SENSOBAC

Drinking water treatment and distribution systems are designed and operated to safeguard the hygienic quality and ensure the aesthetic quality of water from the point of raw water intake to the point of consumption. In this regard, monitoring is a non-negotiable and legislated requirement throughout the world. There is a recognized and accepted need to monitor, characterize and understand the overall microbiological performance/response of the various treatment stages, especially under changing environmental and operating conditions.

The monitoring of microbiology in drinking water represents a major common challenge in the integrated water cycle, as water quality analyses are typically performed through the collection of water samples at the network endpoint, followed by laboratory analyses, performed by traditional reference methods that are time consuming (14-20 days). These techniques are expensive and have important limitations: (i) measuring water quality only at the end point does not locate the source of contamination, (ii) culture methods take significant time to provide accurate results (by the time contamination is detected, thousands of people may already be affected), and (iii) there are contamination events that are very difficult to detect by methods that do not provide continuous information and real-time measurements.

Therefore, in the global market for quality control of drinking water distribution networks, there is a growing demand for highly sensitive, easy to use, reliable analytical techniques implemented in small and cost-effective devices, which optimally allow continuous and real-time detection. SensoBac aims to respond to this need by developing an early warning system that continuously detects increases in the presence of bacteria in the drinking water distribution network, allowing to address the problem as soon as possible.

The overall objective of Sensobac is to carry out the industrial research processes necessary for the development of a new biosensor analytical technique for the early detection of biomarkers (ATP, tryptophan, Tyrosine, NADH, ADP, etc.) linked to the presence of bacteria in the drinking water distribution network that functions as a constant alert and monitoring system. It is a reliable, simple, low-cost, highly sensitive technique that allows direct, in situ, continuous and real-time detection. Its operating principle is based on the novel HFF-QCM-ARRAY acoustic detection technology that integrates an array of 24 piezoelectric microsensors on a small substrate chip (typically 3-5 cm2). These microsensors can be independently functionalized to detect different analytes in the same sample.

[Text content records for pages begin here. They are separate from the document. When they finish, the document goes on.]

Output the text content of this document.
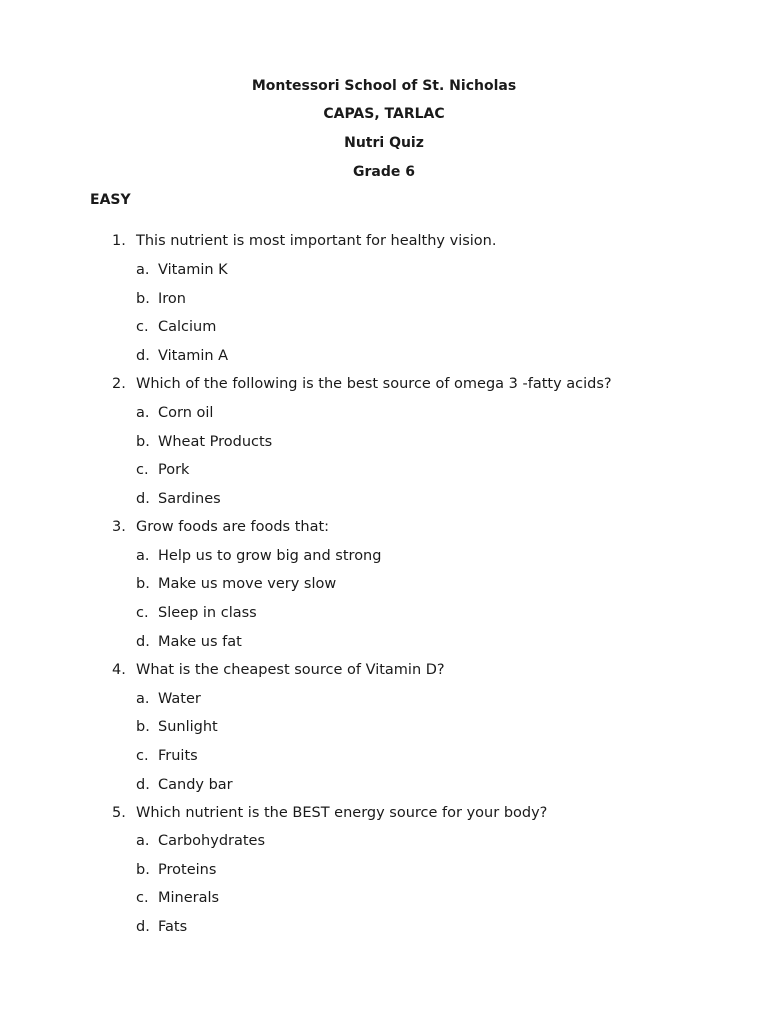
Montessori School of St. Nicholas
CAPAS, TARLAC
Nutri Quiz
Grade 6
EASY
1. This nutrient is most important for healthy vision.
a. Vitamin K
b. Iron
c. Calcium
d. Vitamin A
2. Which of the following is the best source of omega 3 -fatty acids?
a. Corn oil
b. Wheat Products
c. Pork
d. Sardines
3. Grow foods are foods that:
a. Help us to grow big and strong
b. Make us move very slow
c. Sleep in class
d. Make us fat
4. What is the cheapest source of Vitamin D?
a. Water
b. Sunlight
c. Fruits
d. Candy bar
5. Which nutrient is the BEST energy source for your body?
a. Carbohydrates
b. Proteins
c. Minerals
d. Fats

The following specific objectives can be derived from the general objective above:
S.O. 1.- Identification and selection of generic biomarkers for the identification of viable bacteria in the drinking water distribution network.
S.O. 2.- Development of biochemical surface functionalization and acoustic detection methods suitable for HFF-QCM-ARRAY sensor technology that provide the necessary selectivity and sensitivity for the detection of the selected biomarkers.
S.O. 3.- Development of a robust CARTRIDGE solution that functions as an electrical, mechanical and thermal interface and provides the HFF-QCM microsensor chip with the necessary microfluidic capabilities to operate in the water distribution network.
S.O. 4.- Evolution of the HFF-QCM-ARRAY characterization technology for its adaptation to in-situ bacterial detection that requires continuous monitoring in remote environments. This evolution includes developments in hardware, software, mechanics and fluidics.
S.O. 5.- Validation of the demonstrator in real application environments.